Unlike the Disney version, this film stays faithful to Lewis Carroll's original text, except in one respect. Carroll probably envisaged Alice as a little girl (although her exact age is not given in the book, and Tenniel's famous illustrations show a strange child-woman with a twenty-year-old head on ten-year-old shoulders). In this film, however, Alice is not a child but a beautiful teenager on the verge of womanhood. Although purists may not approve of this change, in my view it actually strengthens the film, in two ways. The first is that Fiona Fullerton makes an enchanting Alice and brings a wonderful sense of freshness and innocence to the role. Paradoxically, she seems more child-like than would many child-actors, whose stock-in-trade is often a brash knowingness and the ability to seem old beyond their years.
The second reason why the film works better with an older Alice is that it attempts to explore the psychological sub-texts of the original novel in a way that the Disney version, for example, did not. The story has a deeper significance than that of merely an entertaining children's story. Alice's bizarre adventures are symbolic of the process of discovery of oneself and of the wider world which constitutes growing up. No doubt amateur Freudians could have great fun interpreting the various incidents, but it is not my purpose here to comment on these interpretations. It is enough to say that Alice must, as must we all, try to make sense of a world which often seems strange and bewildering. Her world is simply a bit stranger than everyone else's is. Given that adolescence is for many of us a difficult, disorientating period, an Alice who is on the border between childhood and adulthood seems entirely appropriate. The title of the film's best-known song, `The Me I Never Knew', strengthens the idea that the book is about the attainment of self-knowledge.

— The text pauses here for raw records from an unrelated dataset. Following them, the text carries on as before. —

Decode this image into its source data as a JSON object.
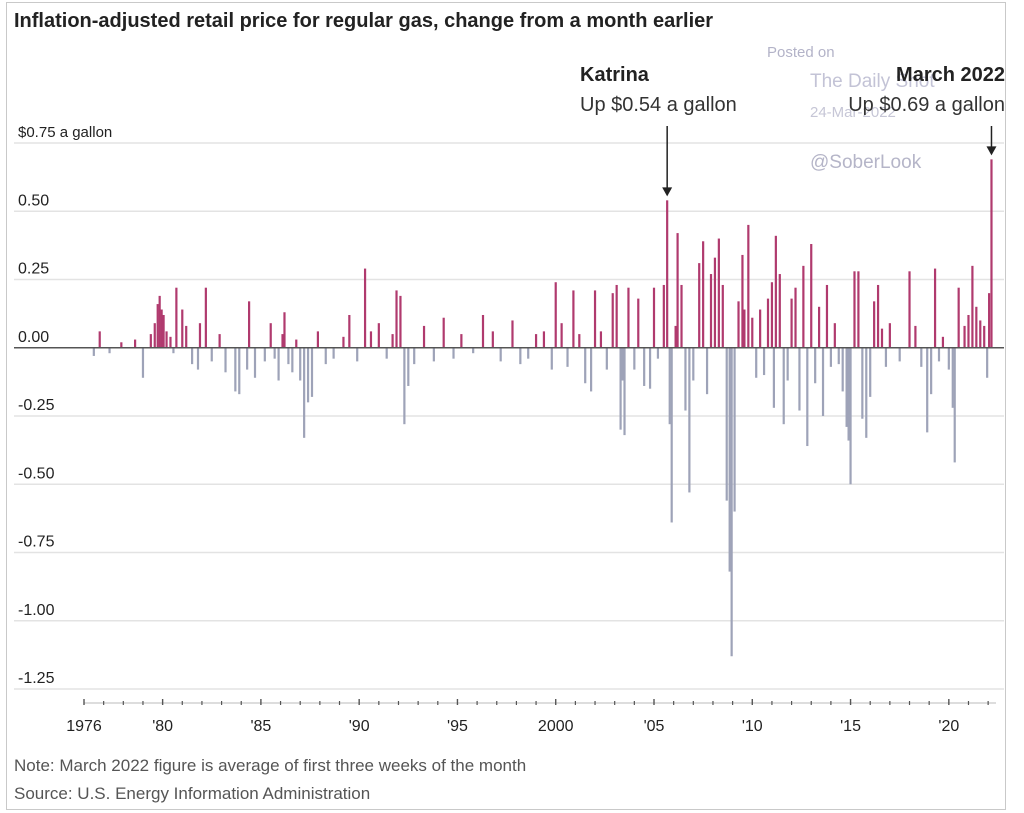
{
  "title": "Inflation-adjusted retail price for regular gas, change from a month earlier",
  "watermark": {
    "posted": "Posted on",
    "site": "The Daily Shot",
    "date": "24-Mar-2022",
    "handle": "@SoberLook"
  },
  "note": "Note: March 2022 figure is average of first three weeks of the month",
  "source": "Source: U.S. Energy Information Administration",
  "colors": {
    "positive": "#b03a6e",
    "negative": "#9ea3b8",
    "grid": "#e3e3e3",
    "axis": "#555555"
  },
  "chart_data": {
    "type": "bar",
    "ylim": [
      -1.25,
      0.75
    ],
    "y_ticks": [
      {
        "value": 0.75,
        "label": "$0.75 a gallon"
      },
      {
        "value": 0.5,
        "label": "0.50"
      },
      {
        "value": 0.25,
        "label": "0.25"
      },
      {
        "value": 0,
        "label": "0.00"
      },
      {
        "value": -0.25,
        "label": "-0.25"
      },
      {
        "value": -0.5,
        "label": "-0.50"
      },
      {
        "value": -0.75,
        "label": "-0.75"
      },
      {
        "value": -1.0,
        "label": "-1.00"
      },
      {
        "value": -1.25,
        "label": "-1.25"
      }
    ],
    "x_ticks": [
      {
        "year": 1976,
        "label": "1976"
      },
      {
        "year": 1980,
        "label": "'80"
      },
      {
        "year": 1985,
        "label": "'85"
      },
      {
        "year": 1990,
        "label": "'90"
      },
      {
        "year": 1995,
        "label": "'95"
      },
      {
        "year": 2000,
        "label": "2000"
      },
      {
        "year": 2005,
        "label": "'05"
      },
      {
        "year": 2010,
        "label": "'10"
      },
      {
        "year": 2015,
        "label": "'15"
      },
      {
        "year": 2020,
        "label": "'20"
      }
    ],
    "xlim": [
      1976,
      2022.4
    ],
    "annotations": [
      {
        "title": "Katrina",
        "text": "Up $0.54 a gallon",
        "x": 2005.67,
        "y": 0.54
      },
      {
        "title": "March 2022",
        "text": "Up $0.69 a gallon",
        "x": 2022.17,
        "y": 0.69
      }
    ],
    "points": [
      [
        1976.5,
        -0.03
      ],
      [
        1976.8,
        0.06
      ],
      [
        1977.3,
        -0.02
      ],
      [
        1977.9,
        0.02
      ],
      [
        1978.6,
        0.03
      ],
      [
        1979.0,
        -0.11
      ],
      [
        1979.4,
        0.05
      ],
      [
        1979.6,
        0.09
      ],
      [
        1979.75,
        0.16
      ],
      [
        1979.85,
        0.19
      ],
      [
        1979.95,
        0.14
      ],
      [
        1980.05,
        0.12
      ],
      [
        1980.2,
        0.06
      ],
      [
        1980.4,
        0.04
      ],
      [
        1980.55,
        -0.02
      ],
      [
        1980.7,
        0.22
      ],
      [
        1981.0,
        0.14
      ],
      [
        1981.2,
        0.08
      ],
      [
        1981.5,
        -0.06
      ],
      [
        1981.8,
        -0.08
      ],
      [
        1981.9,
        0.09
      ],
      [
        1982.2,
        0.22
      ],
      [
        1982.5,
        -0.05
      ],
      [
        1982.9,
        0.05
      ],
      [
        1983.2,
        -0.09
      ],
      [
        1983.7,
        -0.16
      ],
      [
        1983.9,
        -0.17
      ],
      [
        1984.3,
        -0.08
      ],
      [
        1984.4,
        0.17
      ],
      [
        1984.7,
        -0.11
      ],
      [
        1985.2,
        -0.05
      ],
      [
        1985.5,
        0.09
      ],
      [
        1985.7,
        -0.04
      ],
      [
        1985.9,
        -0.12
      ],
      [
        1986.1,
        0.05
      ],
      [
        1986.2,
        0.13
      ],
      [
        1986.4,
        -0.06
      ],
      [
        1986.6,
        -0.09
      ],
      [
        1986.8,
        0.03
      ],
      [
        1987.0,
        -0.12
      ],
      [
        1987.2,
        -0.33
      ],
      [
        1987.4,
        -0.2
      ],
      [
        1987.6,
        -0.18
      ],
      [
        1987.9,
        0.06
      ],
      [
        1988.3,
        -0.06
      ],
      [
        1988.7,
        -0.04
      ],
      [
        1989.2,
        0.04
      ],
      [
        1989.5,
        0.12
      ],
      [
        1989.9,
        -0.05
      ],
      [
        1990.3,
        0.29
      ],
      [
        1990.6,
        0.06
      ],
      [
        1991.0,
        0.09
      ],
      [
        1991.4,
        -0.04
      ],
      [
        1991.7,
        0.05
      ],
      [
        1991.9,
        0.21
      ],
      [
        1992.1,
        0.19
      ],
      [
        1992.3,
        -0.28
      ],
      [
        1992.5,
        -0.14
      ],
      [
        1992.8,
        -0.06
      ],
      [
        1993.3,
        0.08
      ],
      [
        1993.8,
        -0.05
      ],
      [
        1994.3,
        0.11
      ],
      [
        1994.8,
        -0.04
      ],
      [
        1995.2,
        0.05
      ],
      [
        1995.8,
        -0.02
      ],
      [
        1996.3,
        0.12
      ],
      [
        1996.8,
        0.06
      ],
      [
        1997.2,
        -0.05
      ],
      [
        1997.8,
        0.1
      ],
      [
        1998.2,
        -0.06
      ],
      [
        1998.6,
        -0.04
      ],
      [
        1999.0,
        0.05
      ],
      [
        1999.4,
        0.06
      ],
      [
        1999.8,
        -0.08
      ],
      [
        2000.0,
        0.24
      ],
      [
        2000.3,
        0.09
      ],
      [
        2000.6,
        -0.07
      ],
      [
        2000.9,
        0.21
      ],
      [
        2001.2,
        0.05
      ],
      [
        2001.5,
        -0.13
      ],
      [
        2001.8,
        -0.16
      ],
      [
        2002.0,
        0.21
      ],
      [
        2002.3,
        0.06
      ],
      [
        2002.6,
        -0.08
      ],
      [
        2002.9,
        0.2
      ],
      [
        2003.1,
        0.23
      ],
      [
        2003.3,
        -0.3
      ],
      [
        2003.4,
        -0.12
      ],
      [
        2003.5,
        -0.32
      ],
      [
        2003.7,
        0.22
      ],
      [
        2004.0,
        -0.08
      ],
      [
        2004.2,
        0.18
      ],
      [
        2004.5,
        -0.14
      ],
      [
        2004.8,
        -0.15
      ],
      [
        2005.0,
        0.22
      ],
      [
        2005.2,
        -0.04
      ],
      [
        2005.5,
        0.23
      ],
      [
        2005.67,
        0.54
      ],
      [
        2005.8,
        -0.28
      ],
      [
        2005.9,
        -0.64
      ],
      [
        2006.1,
        0.08
      ],
      [
        2006.2,
        0.42
      ],
      [
        2006.4,
        0.23
      ],
      [
        2006.6,
        -0.23
      ],
      [
        2006.8,
        -0.53
      ],
      [
        2007.0,
        -0.12
      ],
      [
        2007.3,
        0.31
      ],
      [
        2007.5,
        0.39
      ],
      [
        2007.7,
        -0.17
      ],
      [
        2007.9,
        0.27
      ],
      [
        2008.1,
        0.33
      ],
      [
        2008.3,
        0.4
      ],
      [
        2008.5,
        0.23
      ],
      [
        2008.7,
        -0.56
      ],
      [
        2008.85,
        -0.82
      ],
      [
        2008.95,
        -1.13
      ],
      [
        2009.1,
        -0.6
      ],
      [
        2009.3,
        0.17
      ],
      [
        2009.5,
        0.34
      ],
      [
        2009.6,
        0.14
      ],
      [
        2009.8,
        0.45
      ],
      [
        2010.0,
        0.11
      ],
      [
        2010.2,
        -0.11
      ],
      [
        2010.4,
        0.14
      ],
      [
        2010.6,
        -0.1
      ],
      [
        2010.8,
        0.18
      ],
      [
        2011.0,
        0.24
      ],
      [
        2011.1,
        -0.22
      ],
      [
        2011.2,
        0.41
      ],
      [
        2011.4,
        0.27
      ],
      [
        2011.6,
        -0.28
      ],
      [
        2011.8,
        -0.12
      ],
      [
        2012.0,
        0.18
      ],
      [
        2012.2,
        0.22
      ],
      [
        2012.4,
        -0.23
      ],
      [
        2012.6,
        0.3
      ],
      [
        2012.8,
        -0.36
      ],
      [
        2013.0,
        0.38
      ],
      [
        2013.2,
        -0.13
      ],
      [
        2013.4,
        0.15
      ],
      [
        2013.6,
        -0.25
      ],
      [
        2013.8,
        0.23
      ],
      [
        2014.0,
        -0.07
      ],
      [
        2014.2,
        0.09
      ],
      [
        2014.4,
        -0.06
      ],
      [
        2014.6,
        -0.16
      ],
      [
        2014.8,
        -0.29
      ],
      [
        2014.9,
        -0.34
      ],
      [
        2015.0,
        -0.5
      ],
      [
        2015.2,
        0.28
      ],
      [
        2015.4,
        0.28
      ],
      [
        2015.6,
        -0.26
      ],
      [
        2015.8,
        -0.33
      ],
      [
        2016.0,
        -0.18
      ],
      [
        2016.2,
        0.17
      ],
      [
        2016.4,
        0.23
      ],
      [
        2016.6,
        0.07
      ],
      [
        2016.8,
        -0.07
      ],
      [
        2017.0,
        0.09
      ],
      [
        2017.5,
        -0.05
      ],
      [
        2018.0,
        0.28
      ],
      [
        2018.3,
        0.08
      ],
      [
        2018.6,
        -0.07
      ],
      [
        2018.9,
        -0.31
      ],
      [
        2019.1,
        -0.17
      ],
      [
        2019.3,
        0.29
      ],
      [
        2019.5,
        -0.05
      ],
      [
        2019.7,
        0.04
      ],
      [
        2020.0,
        -0.08
      ],
      [
        2020.2,
        -0.22
      ],
      [
        2020.3,
        -0.42
      ],
      [
        2020.5,
        0.22
      ],
      [
        2020.8,
        0.08
      ],
      [
        2021.0,
        0.12
      ],
      [
        2021.2,
        0.3
      ],
      [
        2021.4,
        0.15
      ],
      [
        2021.6,
        0.1
      ],
      [
        2021.8,
        0.08
      ],
      [
        2021.95,
        -0.11
      ],
      [
        2022.05,
        0.2
      ],
      [
        2022.17,
        0.69
      ]
    ]
  }
}
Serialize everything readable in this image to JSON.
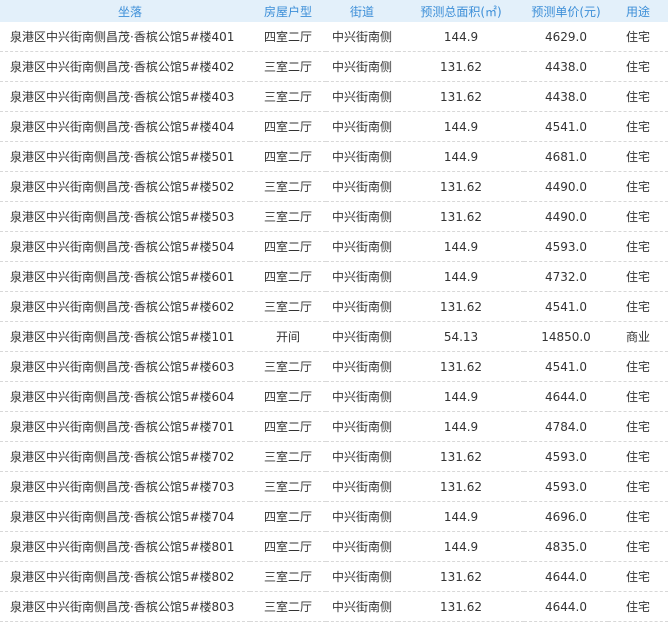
{
  "colors": {
    "header_bg": "#e3f0fa",
    "header_text": "#3d8fd8"
  },
  "table": {
    "headers": [
      "坐落",
      "房屋户型",
      "街道",
      "预测总面积(㎡)",
      "预测单价(元)",
      "用途"
    ],
    "rows": [
      [
        "泉港区中兴街南侧昌茂·香槟公馆5#楼401",
        "四室二厅",
        "中兴街南侧",
        "144.9",
        "4629.0",
        "住宅"
      ],
      [
        "泉港区中兴街南侧昌茂·香槟公馆5#楼402",
        "三室二厅",
        "中兴街南侧",
        "131.62",
        "4438.0",
        "住宅"
      ],
      [
        "泉港区中兴街南侧昌茂·香槟公馆5#楼403",
        "三室二厅",
        "中兴街南侧",
        "131.62",
        "4438.0",
        "住宅"
      ],
      [
        "泉港区中兴街南侧昌茂·香槟公馆5#楼404",
        "四室二厅",
        "中兴街南侧",
        "144.9",
        "4541.0",
        "住宅"
      ],
      [
        "泉港区中兴街南侧昌茂·香槟公馆5#楼501",
        "四室二厅",
        "中兴街南侧",
        "144.9",
        "4681.0",
        "住宅"
      ],
      [
        "泉港区中兴街南侧昌茂·香槟公馆5#楼502",
        "三室二厅",
        "中兴街南侧",
        "131.62",
        "4490.0",
        "住宅"
      ],
      [
        "泉港区中兴街南侧昌茂·香槟公馆5#楼503",
        "三室二厅",
        "中兴街南侧",
        "131.62",
        "4490.0",
        "住宅"
      ],
      [
        "泉港区中兴街南侧昌茂·香槟公馆5#楼504",
        "四室二厅",
        "中兴街南侧",
        "144.9",
        "4593.0",
        "住宅"
      ],
      [
        "泉港区中兴街南侧昌茂·香槟公馆5#楼601",
        "四室二厅",
        "中兴街南侧",
        "144.9",
        "4732.0",
        "住宅"
      ],
      [
        "泉港区中兴街南侧昌茂·香槟公馆5#楼602",
        "三室二厅",
        "中兴街南侧",
        "131.62",
        "4541.0",
        "住宅"
      ],
      [
        "泉港区中兴街南侧昌茂·香槟公馆5#楼101",
        "开间",
        "中兴街南侧",
        "54.13",
        "14850.0",
        "商业"
      ],
      [
        "泉港区中兴街南侧昌茂·香槟公馆5#楼603",
        "三室二厅",
        "中兴街南侧",
        "131.62",
        "4541.0",
        "住宅"
      ],
      [
        "泉港区中兴街南侧昌茂·香槟公馆5#楼604",
        "四室二厅",
        "中兴街南侧",
        "144.9",
        "4644.0",
        "住宅"
      ],
      [
        "泉港区中兴街南侧昌茂·香槟公馆5#楼701",
        "四室二厅",
        "中兴街南侧",
        "144.9",
        "4784.0",
        "住宅"
      ],
      [
        "泉港区中兴街南侧昌茂·香槟公馆5#楼702",
        "三室二厅",
        "中兴街南侧",
        "131.62",
        "4593.0",
        "住宅"
      ],
      [
        "泉港区中兴街南侧昌茂·香槟公馆5#楼703",
        "三室二厅",
        "中兴街南侧",
        "131.62",
        "4593.0",
        "住宅"
      ],
      [
        "泉港区中兴街南侧昌茂·香槟公馆5#楼704",
        "四室二厅",
        "中兴街南侧",
        "144.9",
        "4696.0",
        "住宅"
      ],
      [
        "泉港区中兴街南侧昌茂·香槟公馆5#楼801",
        "四室二厅",
        "中兴街南侧",
        "144.9",
        "4835.0",
        "住宅"
      ],
      [
        "泉港区中兴街南侧昌茂·香槟公馆5#楼802",
        "三室二厅",
        "中兴街南侧",
        "131.62",
        "4644.0",
        "住宅"
      ],
      [
        "泉港区中兴街南侧昌茂·香槟公馆5#楼803",
        "三室二厅",
        "中兴街南侧",
        "131.62",
        "4644.0",
        "住宅"
      ]
    ]
  }
}
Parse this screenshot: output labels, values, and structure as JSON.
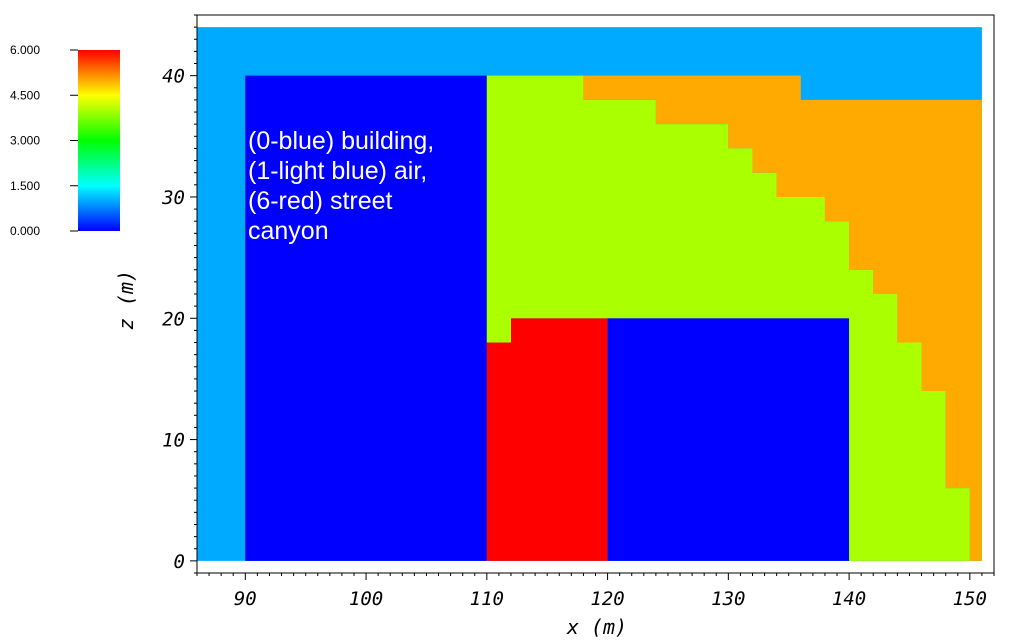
{
  "chart_data": {
    "type": "heatmap",
    "xlabel": "x (m)",
    "ylabel": "z (m)",
    "xlim": [
      86,
      152
    ],
    "ylim": [
      -1,
      45
    ],
    "x_ticks": [
      90,
      100,
      110,
      120,
      130,
      140,
      150
    ],
    "y_ticks": [
      0,
      10,
      20,
      30,
      40
    ],
    "x_minor_step": 1,
    "y_minor_step": 1,
    "domain": {
      "x": [
        86,
        151
      ],
      "z": [
        0,
        44
      ]
    },
    "background_value": 1,
    "colors": {
      "0": "#0000ff",
      "1": "#00aaff",
      "4": "#aaff00",
      "5": "#ffaa00",
      "6": "#ff0000"
    },
    "regions": [
      {
        "value": 0,
        "polygon": [
          [
            90,
            0
          ],
          [
            110,
            0
          ],
          [
            110,
            40
          ],
          [
            90,
            40
          ]
        ]
      },
      {
        "value": 0,
        "polygon": [
          [
            120,
            0
          ],
          [
            140,
            0
          ],
          [
            140,
            20
          ],
          [
            120,
            20
          ]
        ]
      },
      {
        "value": 6,
        "polygon": [
          [
            110,
            0
          ],
          [
            120,
            0
          ],
          [
            120,
            20
          ],
          [
            112,
            20
          ],
          [
            112,
            18
          ],
          [
            110,
            18
          ]
        ]
      },
      {
        "value": 4,
        "polygon": [
          [
            110,
            18
          ],
          [
            112,
            18
          ],
          [
            112,
            20
          ],
          [
            140,
            20
          ],
          [
            140,
            0
          ],
          [
            150,
            0
          ],
          [
            150,
            6
          ],
          [
            148,
            6
          ],
          [
            148,
            14
          ],
          [
            146,
            14
          ],
          [
            146,
            18
          ],
          [
            144,
            18
          ],
          [
            144,
            22
          ],
          [
            142,
            22
          ],
          [
            142,
            24
          ],
          [
            140,
            24
          ],
          [
            140,
            28
          ],
          [
            138,
            28
          ],
          [
            138,
            30
          ],
          [
            134,
            30
          ],
          [
            134,
            32
          ],
          [
            132,
            32
          ],
          [
            132,
            34
          ],
          [
            130,
            34
          ],
          [
            130,
            36
          ],
          [
            124,
            36
          ],
          [
            124,
            38
          ],
          [
            118,
            38
          ],
          [
            118,
            40
          ],
          [
            110,
            40
          ]
        ]
      },
      {
        "value": 5,
        "polygon": [
          [
            118,
            40
          ],
          [
            136,
            40
          ],
          [
            136,
            38
          ],
          [
            151,
            38
          ],
          [
            151,
            0
          ],
          [
            150,
            0
          ],
          [
            150,
            6
          ],
          [
            148,
            6
          ],
          [
            148,
            14
          ],
          [
            146,
            14
          ],
          [
            146,
            18
          ],
          [
            144,
            18
          ],
          [
            144,
            22
          ],
          [
            142,
            22
          ],
          [
            142,
            24
          ],
          [
            140,
            24
          ],
          [
            140,
            28
          ],
          [
            138,
            28
          ],
          [
            138,
            30
          ],
          [
            134,
            30
          ],
          [
            134,
            32
          ],
          [
            132,
            32
          ],
          [
            132,
            34
          ],
          [
            130,
            34
          ],
          [
            130,
            36
          ],
          [
            124,
            36
          ],
          [
            124,
            38
          ],
          [
            118,
            38
          ]
        ]
      }
    ],
    "colorbar": {
      "range": [
        0,
        6
      ],
      "tick_labels": [
        "6.000",
        "4.500",
        "3.000",
        "1.500",
        "0.000"
      ],
      "tick_values": [
        6,
        4.5,
        3,
        1.5,
        0
      ],
      "stops": [
        "#0000ff",
        "#00ffff",
        "#00ff00",
        "#ffff00",
        "#ff0000"
      ]
    },
    "annotation": [
      "(0-blue) building,",
      "(1-light blue) air,",
      "(6-red) street",
      "canyon"
    ]
  }
}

Miss Fullerton is ably assisted by a splendid supporting cast, including some of the best-known British comedians of the period (Peter Sellers, Dudley Moore, Michael Crawford, Spike Milligan, Roy Kinnear) and some actors better known for more serious roles (Ralph Richardson, Michael Hordern). Perhaps the cost of employing so many well-known names emptied the budget, as the sets look rather cheap and crudely made. That, however, is not a serious criticism; indeed, one could even say that the unreal-looking sets contribute to the strange, dreamlike feel of this film. In a surrealist film, realism is not a virtue. 8/10.